Dans The Stanley Parable (TSP), vous êtes Stanley, l’employé N°427 d’une société anonyme. Et malgré ce patronyme et ce numéro, vous n’êtes qu’un employé lambda dans une entreprise lambda. Une page parfaitement blanche, sans passé ni voix, dans laquelle n’importe quel joueur peut se projeter. On apprend que Stanley aime son travail car il apprécie et trouve rassurant qu’on lui dise quoi faire et quand le faire : son travail consiste à presser des touches sur clavier, touches qui sont déterminées par un ordre apparaissant sur un moniteur. L’analogie avec le joueur est immédiate : que n’est-il sinon quelqu’un qui presse des touches dont l’utilité, le sens a été prédéterminé par quelqu’un d’autre ? Tout allait comme dans le meilleur des mondes pour Stanley jusqu’au jour plus rien ne s’affiche sur son moniteur. Rien, pas la moindre indication sur ce qu’il doit faire. C’est à ce moment que le joueur prend Stanley en main.

Toutes les informations concernant cet employé 427, l’entreprise ne nous sont pas données par une cinématique explicative ou un texte : c’est une voix-off qui s’en charge et qui, on s’en rendra compte très tôt, nous accompagnera pendant toute la partie, à la manière du narrateur de Bastion. Une grosse différence sépare la "Voix" de TSP du "Narrateur" de Bastion : ce dernier commentait nos hauts-faits au fur et à mesure que nous les accomplissions, créant une histoire basée sur nos actions en tant que joueur; la Voix, elle, déclame son texte avant chaque action, comme si elle avait déjà été accomplie. Par exemple, l’une des premières répliques est "Stanley se trouvait devant deux portes. Il prit celle de gauche". Au moment où elle retentit, nous arrivons dans une salle où il y a effectivement deux portes, mais pour le moment, nous – le joueur – n’avons passé aucune d’elles. Et c’est là qu’est le cœur du jeu : on peut choisir de contredire cette voix, créant autant de "voies" pour l’histoire qu’il y a de "choix" proposés au joueur. Essayez de passer par la porte de droite, pour voir.

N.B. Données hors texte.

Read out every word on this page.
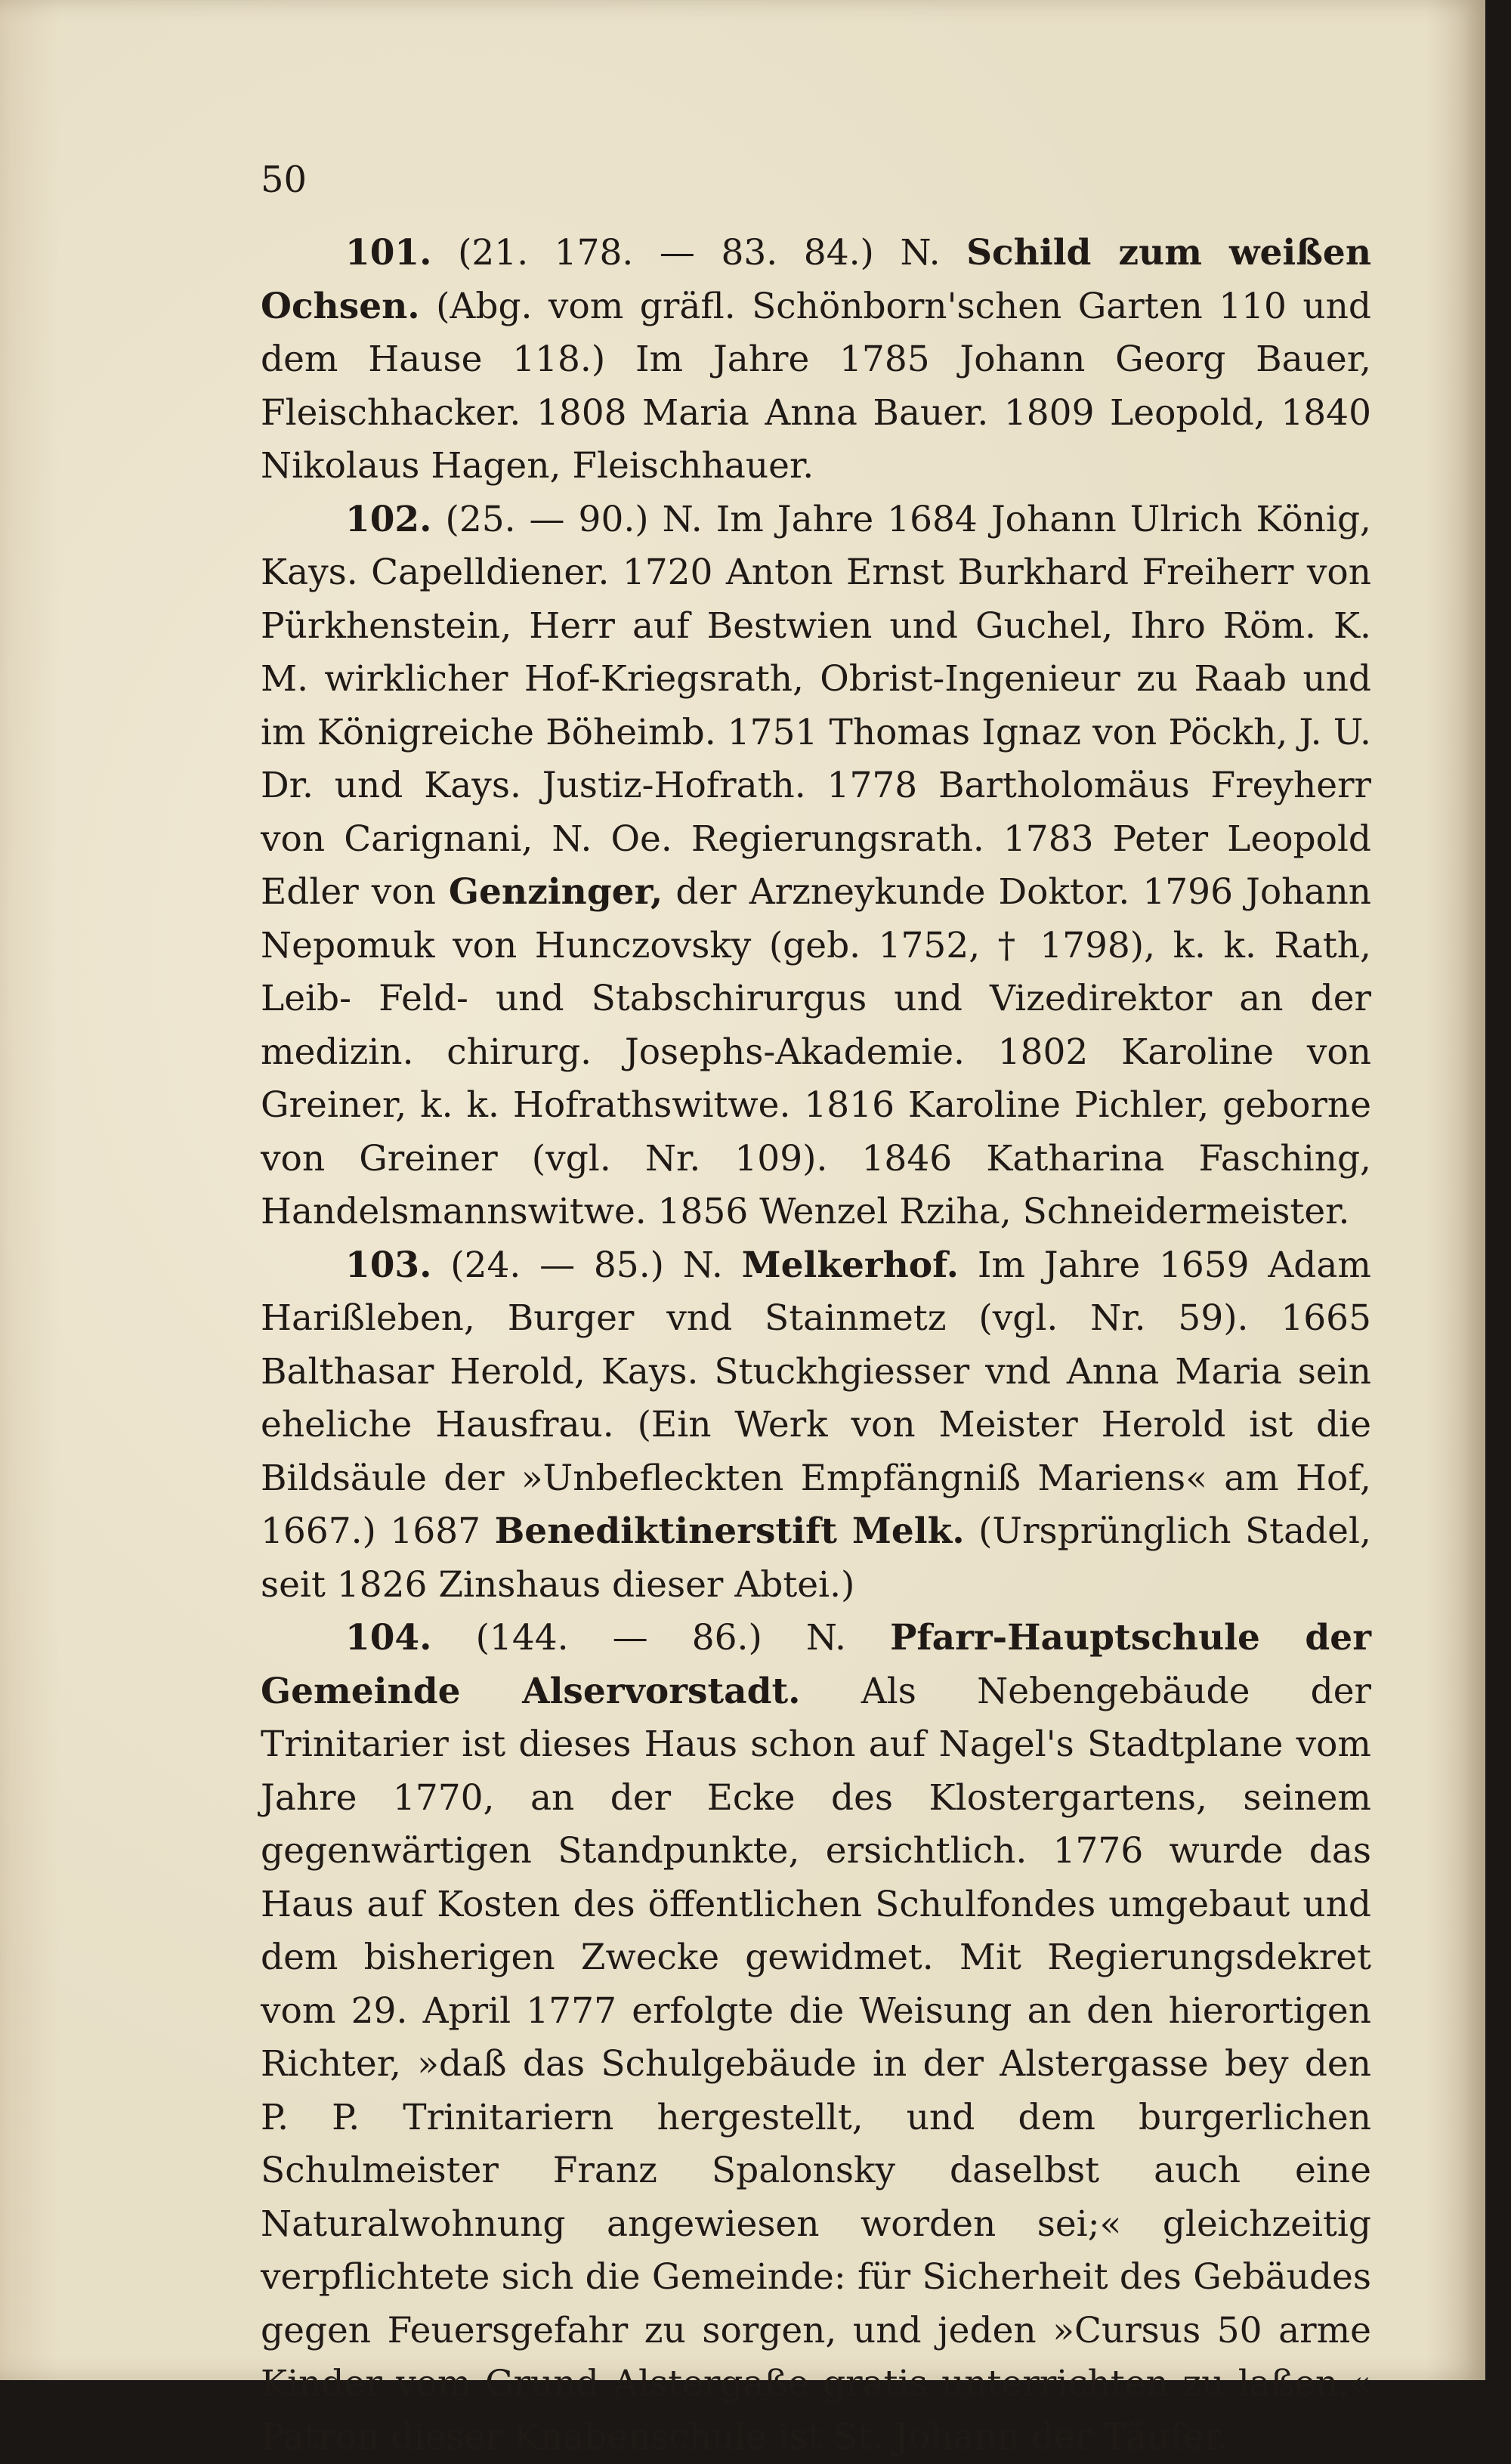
50

101. (21. 178. — 83. 84.) N. Schild zum weißen Ochsen. (Abg. vom gräfl. Schönborn'schen Garten 110 und dem Hause 118.) Im Jahre 1785 Johann Georg Bauer, Fleischhacker. 1808 Maria Anna Bauer. 1809 Leopold, 1840 Nikolaus Hagen, Fleischhauer.

102. (25. — 90.) N. Im Jahre 1684 Johann Ulrich König, Kays. Capelldiener. 1720 Anton Ernst Burkhard Freiherr von Pürkhenstein, Herr auf Bestwien und Guchel, Ihro Röm. K. M. wirklicher Hof-Kriegsrath, Obrist-Ingenieur zu Raab und im Königreiche Böheimb. 1751 Thomas Ignaz von Pöckh, J. U. Dr. und Kays. Justiz-Hofrath. 1778 Bartholomäus Freyherr von Carignani, N. Oe. Regierungsrath. 1783 Peter Leopold Edler von Genzinger, der Arzneykunde Doktor. 1796 Johann Nepomuk von Hunczovsky (geb. 1752, † 1798), k. k. Rath, Leib- Feld- und Stabschirurgus und Vizedirektor an der medizin. chirurg. Josephs-Akademie. 1802 Karoline von Greiner, k. k. Hofrathswitwe. 1816 Karoline Pichler, geborne von Greiner (vgl. Nr. 109). 1846 Katharina Fasching, Handelsmannswitwe. 1856 Wenzel Rziha, Schneidermeister.

103. (24. — 85.) N. Melkerhof. Im Jahre 1659 Adam Harißleben, Burger vnd Stainmetz (vgl. Nr. 59). 1665 Balthasar Herold, Kays. Stuckhgiesser vnd Anna Maria sein eheliche Hausfrau. (Ein Werk von Meister Herold ist die Bildsäule der »Unbefleckten Empfängniß Mariens« am Hof, 1667.) 1687 Benediktinerstift Melk. (Ursprünglich Stadel, seit 1826 Zinshaus dieser Abtei.)

104. (144. — 86.) N. Pfarr-Hauptschule der Gemeinde Alservorstadt. Als Nebengebäude der Trinitarier ist dieses Haus schon auf Nagel's Stadtplane vom Jahre 1770, an der Ecke des Klostergartens, seinem gegenwärtigen Standpunkte, ersichtlich. 1776 wurde das Haus auf Kosten des öffentlichen Schulfondes umgebaut und dem bisherigen Zwecke gewidmet. Mit Regierungsdekret vom 29. April 1777 erfolgte die Weisung an den hierortigen Richter, »daß das Schulgebäude in der Alstergasse bey den P. P. Trinitariern hergestellt, und dem burgerlichen Schulmeister Franz Spalonsky daselbst auch eine Naturalwohnung angewiesen worden sei;« gleichzeitig verpflichtete sich die Gemeinde: für Sicherheit des Gebäudes gegen Feuersgefahr zu sorgen, und jeden »Cursus 50 arme Kinder vom Grund Alstergaße gratis unterrichten zu laßen.« Patron dieser Knabenschule ist St. Johann der Täufer.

Car dans TSP, tout est question de choix et du respect, ou non, des règles (comprendre : de l’histoire que la Voix nous raconte). Pourquoi faire précisément ce qu’elle dit alors que nous avons l’opportunité de faire autre chose ? Cette autre chose peut d’ailleurs résulter en un échec, mais l’échec est-il aussi néfaste qu’on peut le croire ? La victoire, la réussite a-t-elle la même valeur quand on respecte scrupuleusement les règles pour y parvenir ou quand on cherche à les contourner pour se l’approprier réellement ? Il nous pousse à nous demander pourquoi nous accomplissons ce que le jeu a prévu pour nous : pourquoi ne pas chercher une autre voie, plus personnelle ? Et d’ailleurs, s’il existe une autre voie prévue par/dans le jeu, est-ce vraiment un choix personnel que de l’emprunter ?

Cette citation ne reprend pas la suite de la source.